Even though the study was prompted by the 2010 spill, it "essentially pretends the Deepwater Horizon spill never happened -- that there was nothing to learn from that disaster," Earthjustice attorney Chris Eaton said in an interview Tuesday.
The federal agency said it left the possibility of a large spill like BP's out of its calculations of likely effects because a Bureau of Offshore Energy Management analysis found little chance of another during the next 50 years.
The previous analysis, in 2007, also estimated that "such a large spill was extremely unlikely," the lawsuit noted. That analysis had estimated that "the largest spill possible would be at most 15,000 barrels," or 630,000 gallons.
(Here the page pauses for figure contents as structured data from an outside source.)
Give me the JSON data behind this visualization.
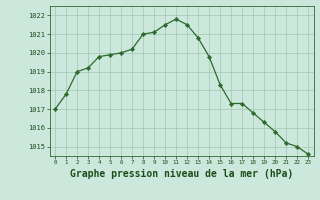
{
  "x": [
    0,
    1,
    2,
    3,
    4,
    5,
    6,
    7,
    8,
    9,
    10,
    11,
    12,
    13,
    14,
    15,
    16,
    17,
    18,
    19,
    20,
    21,
    22,
    23
  ],
  "y": [
    1017.0,
    1017.8,
    1019.0,
    1019.2,
    1019.8,
    1019.9,
    1020.0,
    1020.2,
    1021.0,
    1021.1,
    1021.5,
    1021.8,
    1021.5,
    1020.8,
    1019.8,
    1018.3,
    1017.3,
    1017.3,
    1016.8,
    1016.3,
    1015.8,
    1015.2,
    1015.0,
    1014.6
  ],
  "line_color": "#2d6a2d",
  "marker_color": "#2d6a2d",
  "bg_color": "#cce8dc",
  "grid_color": "#a0c8b0",
  "title": "Graphe pression niveau de la mer (hPa)",
  "title_color": "#1a4d1a",
  "title_fontsize": 7,
  "ylim_min": 1014.5,
  "ylim_max": 1022.5,
  "axis_color": "#2d6a2d",
  "tick_color": "#1a4d1a"
}
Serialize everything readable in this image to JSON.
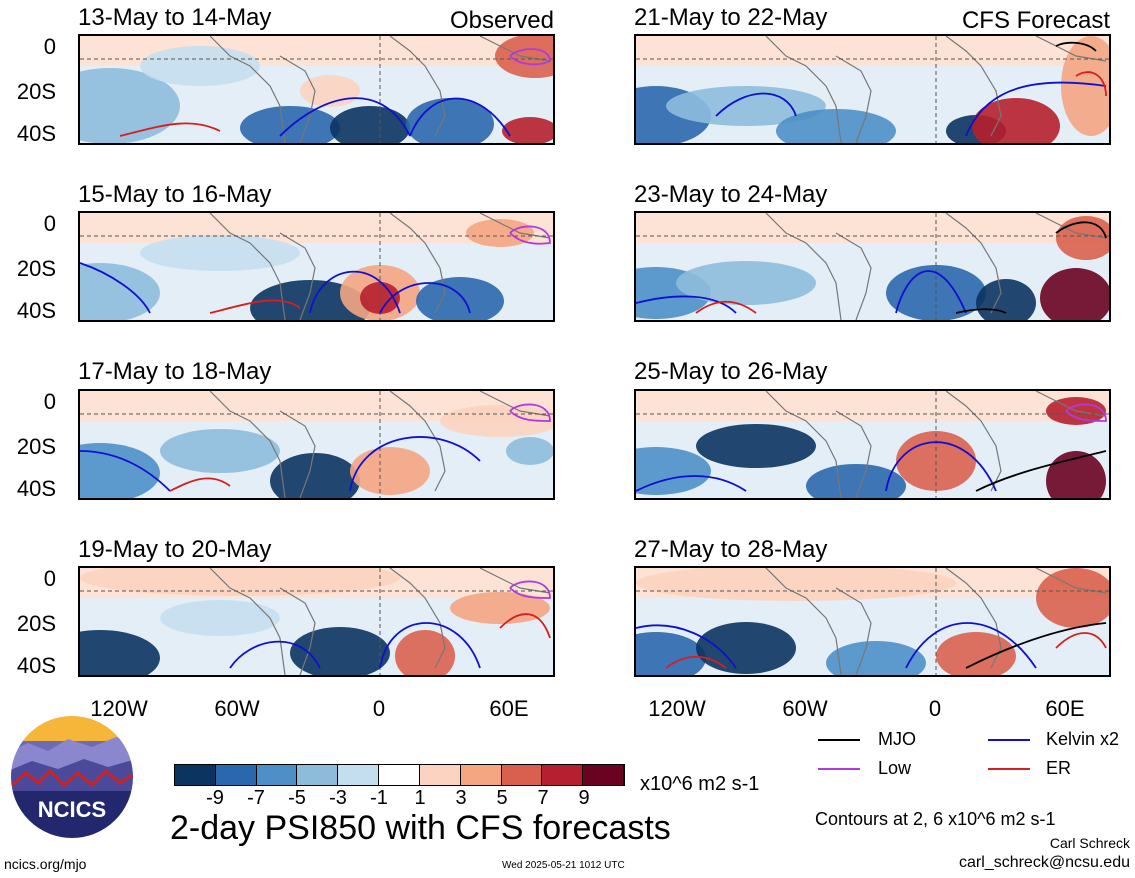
{
  "panels": [
    {
      "title": "13-May to 14-May",
      "tag": "Observed",
      "col": 0,
      "row": 0
    },
    {
      "title": "15-May to 16-May",
      "tag": "",
      "col": 0,
      "row": 1
    },
    {
      "title": "17-May to 18-May",
      "tag": "",
      "col": 0,
      "row": 2
    },
    {
      "title": "19-May to 20-May",
      "tag": "",
      "col": 0,
      "row": 3
    },
    {
      "title": "21-May to 22-May",
      "tag": "CFS Forecast",
      "col": 1,
      "row": 0
    },
    {
      "title": "23-May to 24-May",
      "tag": "",
      "col": 1,
      "row": 1
    },
    {
      "title": "25-May to 26-May",
      "tag": "",
      "col": 1,
      "row": 2
    },
    {
      "title": "27-May to 28-May",
      "tag": "",
      "col": 1,
      "row": 3
    }
  ],
  "y_axis_labels": [
    "0",
    "20S",
    "40S"
  ],
  "x_axis_labels": [
    "120W",
    "60W",
    "0",
    "60E"
  ],
  "colorbar": {
    "colors": [
      "#0b3461",
      "#2a67ad",
      "#4d8fc6",
      "#8dbcdb",
      "#c5deef",
      "#ffffff",
      "#fbd3c0",
      "#f4a582",
      "#d9604f",
      "#b61f2e",
      "#6a0221"
    ],
    "labels": [
      "-9",
      "-7",
      "-5",
      "-3",
      "-1",
      "1",
      "3",
      "5",
      "7",
      "9"
    ],
    "units": "x10^6 m2 s-1"
  },
  "legend": [
    {
      "label": "MJO",
      "color": "#000000"
    },
    {
      "label": "Kelvin x2",
      "color": "#1010d0"
    },
    {
      "label": "Low",
      "color": "#b03ae0"
    },
    {
      "label": "ER",
      "color": "#d81e1e"
    }
  ],
  "title": "2-day PSI850 with CFS forecasts",
  "contours_note": "Contours at 2, 6 x10^6 m2 s-1",
  "author": "Carl Schreck",
  "email": "carl_schreck@ncsu.edu",
  "site": "ncics.org/mjo",
  "timestamp": "Wed 2025-05-21 1012 UTC",
  "logo_text": "NCICS"
}
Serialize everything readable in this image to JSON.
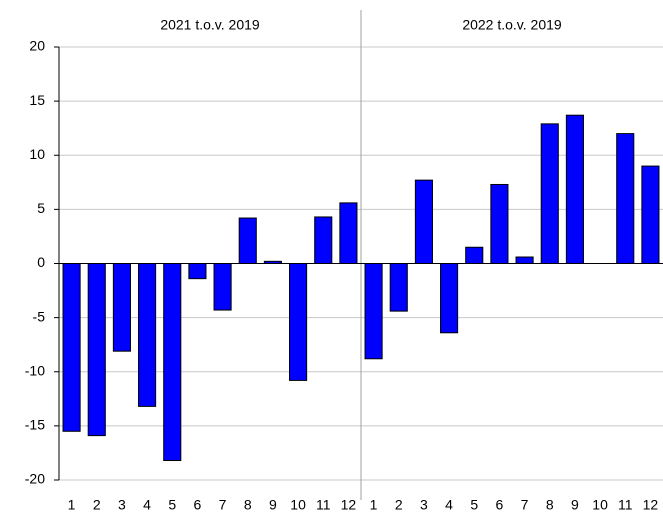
{
  "chart_data": {
    "type": "bar",
    "groups": [
      "2021 t.o.v. 2019",
      "2022 t.o.v. 2019"
    ],
    "categories": [
      "1",
      "2",
      "3",
      "4",
      "5",
      "6",
      "7",
      "8",
      "9",
      "10",
      "11",
      "12",
      "1",
      "2",
      "3",
      "4",
      "5",
      "6",
      "7",
      "8",
      "9",
      "10",
      "11",
      "12"
    ],
    "values": [
      -15.5,
      -15.9,
      -8.1,
      -13.2,
      -18.2,
      -1.4,
      -4.3,
      4.2,
      0.2,
      -10.8,
      4.3,
      5.6,
      -8.8,
      -4.4,
      7.7,
      -6.4,
      1.5,
      7.3,
      0.6,
      12.9,
      13.7,
      null,
      12.0,
      9.0
    ],
    "color": "#0000ff",
    "ylim": [
      -20,
      20
    ],
    "yticks": [
      -20,
      -15,
      -10,
      -5,
      0,
      5,
      10,
      15,
      20
    ],
    "grid": true
  }
}
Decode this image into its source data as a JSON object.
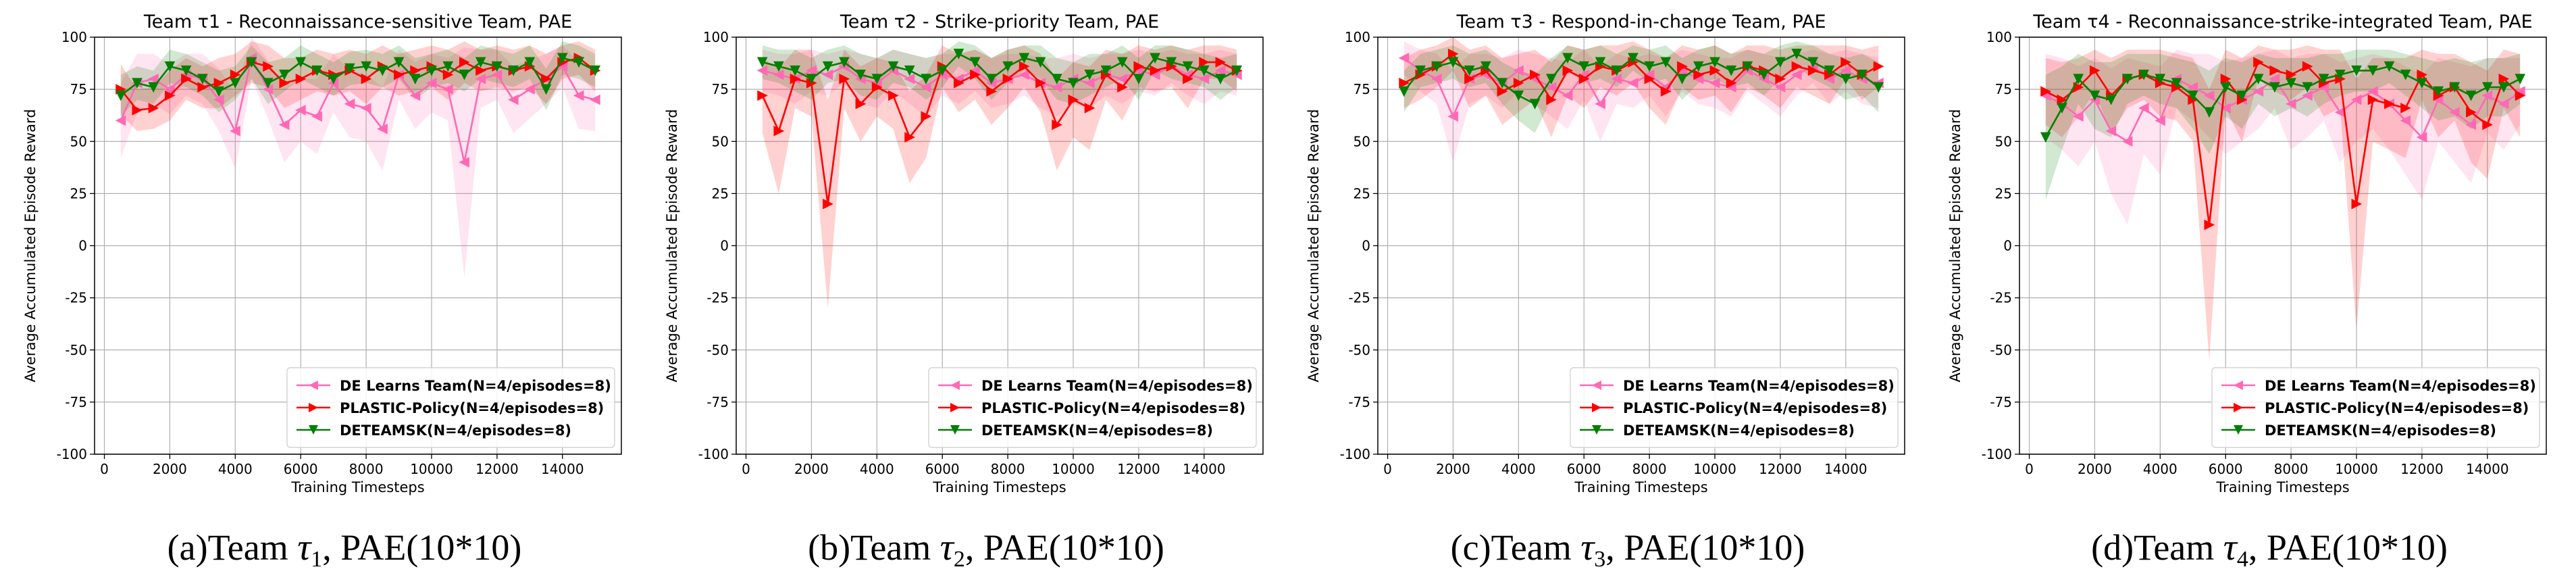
{
  "figure": {
    "captions": [
      {
        "pre": "(a)Team ",
        "tau": "τ",
        "sub": "1",
        "post": ", PAE(10*10)"
      },
      {
        "pre": "(b)Team ",
        "tau": "τ",
        "sub": "2",
        "post": ", PAE(10*10)"
      },
      {
        "pre": "(c)Team ",
        "tau": "τ",
        "sub": "3",
        "post": ", PAE(10*10)"
      },
      {
        "pre": "(d)Team ",
        "tau": "τ",
        "sub": "4",
        "post": ", PAE(10*10)"
      }
    ]
  },
  "chart_data": [
    {
      "type": "line",
      "title": "Team τ1 - Reconnaissance-sensitive Team, PAE",
      "xlabel": "Training Timesteps",
      "ylabel": "Average Accumulated Episode Reward",
      "xlim": [
        -300,
        15800
      ],
      "ylim": [
        -100,
        100
      ],
      "xticks": [
        0,
        2000,
        4000,
        6000,
        8000,
        10000,
        12000,
        14000
      ],
      "yticks": [
        -100,
        -75,
        -50,
        -25,
        0,
        25,
        50,
        75,
        100
      ],
      "grid": true,
      "legend_position": "lower-right",
      "x": [
        500,
        1000,
        1500,
        2000,
        2500,
        3000,
        3500,
        4000,
        4500,
        5000,
        5500,
        6000,
        6500,
        7000,
        7500,
        8000,
        8500,
        9000,
        9500,
        10000,
        10500,
        11000,
        11500,
        12000,
        12500,
        13000,
        13500,
        14000,
        14500,
        15000
      ],
      "series": [
        {
          "name": "DE Learns Team(N=4/episodes=8)",
          "color": "#ff69b4",
          "marker": "triangle-left",
          "values": [
            60,
            78,
            80,
            75,
            82,
            80,
            70,
            55,
            90,
            75,
            58,
            65,
            62,
            78,
            68,
            66,
            56,
            82,
            72,
            78,
            75,
            40,
            80,
            82,
            70,
            75,
            80,
            86,
            72,
            70
          ],
          "band": [
            18,
            14,
            12,
            12,
            10,
            12,
            15,
            18,
            10,
            14,
            18,
            15,
            18,
            14,
            16,
            16,
            20,
            12,
            16,
            14,
            15,
            55,
            14,
            12,
            16,
            14,
            12,
            10,
            16,
            15
          ]
        },
        {
          "name": "PLASTIC-Policy(N=4/episodes=8)",
          "color": "#ff0000",
          "marker": "triangle-right",
          "values": [
            75,
            65,
            66,
            72,
            80,
            76,
            78,
            82,
            88,
            86,
            78,
            80,
            84,
            82,
            84,
            80,
            86,
            82,
            84,
            86,
            82,
            88,
            84,
            86,
            84,
            86,
            80,
            88,
            90,
            84
          ],
          "band": [
            12,
            10,
            10,
            12,
            10,
            10,
            12,
            10,
            10,
            10,
            12,
            10,
            10,
            10,
            10,
            12,
            10,
            10,
            10,
            10,
            12,
            10,
            10,
            10,
            10,
            10,
            12,
            8,
            8,
            10
          ]
        },
        {
          "name": "DETEAMSK(N=4/episodes=8)",
          "color": "#008000",
          "marker": "triangle-down",
          "values": [
            72,
            78,
            76,
            86,
            84,
            80,
            74,
            78,
            88,
            78,
            82,
            88,
            84,
            80,
            85,
            86,
            84,
            88,
            80,
            84,
            86,
            82,
            88,
            86,
            84,
            88,
            75,
            90,
            88,
            84
          ],
          "band": [
            10,
            8,
            8,
            8,
            8,
            8,
            10,
            8,
            8,
            10,
            8,
            8,
            8,
            8,
            8,
            8,
            8,
            8,
            10,
            8,
            8,
            8,
            8,
            8,
            8,
            8,
            10,
            8,
            8,
            8
          ]
        }
      ]
    },
    {
      "type": "line",
      "title": "Team τ2 - Strike-priority Team, PAE",
      "xlabel": "Training Timesteps",
      "ylabel": "Average Accumulated Episode Reward",
      "xlim": [
        -300,
        15800
      ],
      "ylim": [
        -100,
        100
      ],
      "xticks": [
        0,
        2000,
        4000,
        6000,
        8000,
        10000,
        12000,
        14000
      ],
      "yticks": [
        -100,
        -75,
        -50,
        -25,
        0,
        25,
        50,
        75,
        100
      ],
      "grid": true,
      "legend_position": "lower-right",
      "x": [
        500,
        1000,
        1500,
        2000,
        2500,
        3000,
        3500,
        4000,
        4500,
        5000,
        5500,
        6000,
        6500,
        7000,
        7500,
        8000,
        8500,
        9000,
        9500,
        10000,
        10500,
        11000,
        11500,
        12000,
        12500,
        13000,
        13500,
        14000,
        14500,
        15000
      ],
      "series": [
        {
          "name": "DE Learns Team(N=4/episodes=8)",
          "color": "#ff69b4",
          "marker": "triangle-left",
          "values": [
            84,
            82,
            80,
            84,
            82,
            86,
            80,
            78,
            84,
            80,
            76,
            82,
            80,
            84,
            78,
            80,
            82,
            78,
            76,
            80,
            78,
            82,
            80,
            84,
            82,
            86,
            82,
            80,
            84,
            82
          ],
          "band": [
            10,
            10,
            12,
            10,
            10,
            8,
            12,
            12,
            10,
            12,
            14,
            10,
            12,
            10,
            12,
            12,
            10,
            12,
            14,
            12,
            12,
            10,
            12,
            10,
            10,
            8,
            10,
            12,
            10,
            10
          ]
        },
        {
          "name": "PLASTIC-Policy(N=4/episodes=8)",
          "color": "#ff0000",
          "marker": "triangle-right",
          "values": [
            72,
            55,
            80,
            78,
            20,
            80,
            68,
            76,
            72,
            52,
            62,
            86,
            78,
            82,
            74,
            80,
            86,
            78,
            58,
            70,
            66,
            82,
            76,
            86,
            84,
            86,
            80,
            88,
            88,
            84
          ],
          "band": [
            18,
            30,
            14,
            16,
            50,
            14,
            18,
            14,
            16,
            22,
            20,
            10,
            14,
            12,
            16,
            14,
            10,
            14,
            22,
            18,
            20,
            12,
            16,
            10,
            10,
            10,
            14,
            8,
            8,
            10
          ]
        },
        {
          "name": "DETEAMSK(N=4/episodes=8)",
          "color": "#008000",
          "marker": "triangle-down",
          "values": [
            88,
            86,
            84,
            80,
            86,
            88,
            82,
            80,
            86,
            84,
            80,
            84,
            92,
            88,
            80,
            86,
            90,
            88,
            80,
            78,
            82,
            84,
            88,
            80,
            90,
            88,
            86,
            84,
            80,
            84
          ],
          "band": [
            8,
            8,
            10,
            10,
            8,
            8,
            10,
            10,
            8,
            8,
            10,
            8,
            6,
            8,
            10,
            8,
            6,
            8,
            10,
            10,
            10,
            8,
            8,
            10,
            6,
            8,
            8,
            8,
            10,
            8
          ]
        }
      ]
    },
    {
      "type": "line",
      "title": "Team τ3 - Respond-in-change Team, PAE",
      "xlabel": "Training Timesteps",
      "ylabel": "Average Accumulated Episode Reward",
      "xlim": [
        -300,
        15800
      ],
      "ylim": [
        -100,
        100
      ],
      "xticks": [
        0,
        2000,
        4000,
        6000,
        8000,
        10000,
        12000,
        14000
      ],
      "yticks": [
        -100,
        -75,
        -50,
        -25,
        0,
        25,
        50,
        75,
        100
      ],
      "grid": true,
      "legend_position": "lower-right",
      "x": [
        500,
        1000,
        1500,
        2000,
        2500,
        3000,
        3500,
        4000,
        4500,
        5000,
        5500,
        6000,
        6500,
        7000,
        7500,
        8000,
        8500,
        9000,
        9500,
        10000,
        10500,
        11000,
        11500,
        12000,
        12500,
        13000,
        13500,
        14000,
        14500,
        15000
      ],
      "series": [
        {
          "name": "DE Learns Team(N=4/episodes=8)",
          "color": "#ff69b4",
          "marker": "triangle-left",
          "values": [
            90,
            84,
            80,
            62,
            80,
            82,
            78,
            84,
            80,
            76,
            72,
            82,
            68,
            80,
            78,
            82,
            76,
            84,
            80,
            78,
            76,
            84,
            80,
            76,
            82,
            86,
            80,
            84,
            80,
            78
          ],
          "band": [
            8,
            10,
            12,
            22,
            12,
            10,
            12,
            10,
            12,
            14,
            16,
            12,
            18,
            12,
            12,
            10,
            14,
            10,
            12,
            12,
            14,
            10,
            12,
            14,
            10,
            8,
            12,
            10,
            12,
            12
          ]
        },
        {
          "name": "PLASTIC-Policy(N=4/episodes=8)",
          "color": "#ff0000",
          "marker": "triangle-right",
          "values": [
            78,
            82,
            86,
            92,
            80,
            84,
            74,
            78,
            82,
            70,
            84,
            80,
            86,
            84,
            88,
            80,
            74,
            86,
            82,
            84,
            78,
            86,
            84,
            80,
            86,
            84,
            82,
            88,
            82,
            86
          ],
          "band": [
            12,
            12,
            10,
            8,
            14,
            12,
            16,
            14,
            12,
            18,
            12,
            14,
            10,
            12,
            10,
            14,
            16,
            10,
            12,
            12,
            14,
            10,
            12,
            14,
            10,
            12,
            14,
            8,
            12,
            10
          ]
        },
        {
          "name": "DETEAMSK(N=4/episodes=8)",
          "color": "#008000",
          "marker": "triangle-down",
          "values": [
            74,
            84,
            86,
            88,
            84,
            86,
            78,
            72,
            68,
            80,
            90,
            86,
            88,
            84,
            90,
            86,
            88,
            80,
            86,
            88,
            84,
            86,
            82,
            88,
            92,
            88,
            84,
            80,
            82,
            76
          ],
          "band": [
            10,
            8,
            8,
            8,
            8,
            8,
            10,
            12,
            14,
            10,
            6,
            8,
            8,
            8,
            6,
            8,
            8,
            10,
            8,
            8,
            8,
            8,
            10,
            8,
            6,
            8,
            8,
            10,
            10,
            12
          ]
        }
      ]
    },
    {
      "type": "line",
      "title": "Team τ4 - Reconnaissance-strike-integrated Team, PAE",
      "xlabel": "Training Timesteps",
      "ylabel": "Average Accumulated Episode Reward",
      "xlim": [
        -300,
        15800
      ],
      "ylim": [
        -100,
        100
      ],
      "xticks": [
        0,
        2000,
        4000,
        6000,
        8000,
        10000,
        12000,
        14000
      ],
      "yticks": [
        -100,
        -75,
        -50,
        -25,
        0,
        25,
        50,
        75,
        100
      ],
      "grid": true,
      "legend_position": "lower-right",
      "x": [
        500,
        1000,
        1500,
        2000,
        2500,
        3000,
        3500,
        4000,
        4500,
        5000,
        5500,
        6000,
        6500,
        7000,
        7500,
        8000,
        8500,
        9000,
        9500,
        10000,
        10500,
        11000,
        11500,
        12000,
        12500,
        13000,
        13500,
        14000,
        14500,
        15000
      ],
      "series": [
        {
          "name": "DE Learns Team(N=4/episodes=8)",
          "color": "#ff69b4",
          "marker": "triangle-left",
          "values": [
            72,
            68,
            62,
            70,
            55,
            50,
            66,
            60,
            80,
            76,
            72,
            66,
            70,
            74,
            80,
            68,
            72,
            76,
            64,
            70,
            74,
            68,
            60,
            52,
            70,
            64,
            58,
            72,
            68,
            74
          ],
          "band": [
            20,
            22,
            24,
            20,
            30,
            40,
            22,
            26,
            14,
            16,
            20,
            22,
            20,
            18,
            14,
            22,
            20,
            16,
            24,
            20,
            18,
            22,
            26,
            30,
            20,
            24,
            28,
            18,
            22,
            16
          ]
        },
        {
          "name": "PLASTIC-Policy(N=4/episodes=8)",
          "color": "#ff0000",
          "marker": "triangle-right",
          "values": [
            74,
            70,
            76,
            84,
            72,
            80,
            82,
            78,
            76,
            70,
            10,
            80,
            70,
            88,
            84,
            82,
            86,
            78,
            80,
            20,
            70,
            68,
            66,
            82,
            72,
            76,
            64,
            58,
            80,
            72
          ],
          "band": [
            16,
            18,
            14,
            10,
            18,
            14,
            12,
            16,
            16,
            20,
            65,
            14,
            20,
            8,
            10,
            12,
            10,
            16,
            14,
            60,
            20,
            22,
            24,
            12,
            20,
            16,
            24,
            26,
            14,
            20
          ]
        },
        {
          "name": "DETEAMSK(N=4/episodes=8)",
          "color": "#008000",
          "marker": "triangle-down",
          "values": [
            52,
            66,
            80,
            72,
            70,
            80,
            82,
            80,
            78,
            72,
            64,
            76,
            72,
            80,
            76,
            78,
            76,
            80,
            82,
            84,
            84,
            86,
            82,
            78,
            74,
            76,
            72,
            76,
            76,
            80
          ],
          "band": [
            30,
            20,
            12,
            16,
            18,
            12,
            10,
            12,
            12,
            16,
            20,
            14,
            16,
            12,
            14,
            12,
            14,
            12,
            10,
            10,
            10,
            8,
            10,
            12,
            14,
            14,
            16,
            14,
            14,
            12
          ]
        }
      ]
    }
  ]
}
The 2010 spill, which started with a blowout that killed 11 men, was hundreds of times bigger than that. A federal judge calculated damages based on 134 million gallons in the Gulf.
The chance of such a spill is even higher now, the lawsuit said, because "Gulf drilling is moving into deeper waters, which increases the possibility of a catastrophic well blowout and extremely large oil spill."
The study also failed to consider the increased frequency, because of climate change, of hurricanes that can severely damage oil and gas facilities, nor did it take into account recent research about the danger of underwater landslides that can cause large oil spills, the lawsuit said. In addition, it said, the analysis left out the BP spill's effects on the corals and other animals and their habitats, using population estimates and other information from before the spill.
Larry McKinney, chairman for Gulf strategies at Texas A&M Corpus Christi's Harte Research Institute for Gulf of Mexico Studies, called the National Oceanic and Atmospheric Administration Fisheries analysis one of the most detailed he's ever seen.
"Overall, I think they did as good a job as you can do with something like that," McKinney said.
He predicted the litigation will be lengthy because the report and lawsuit cover a lot of area and many species.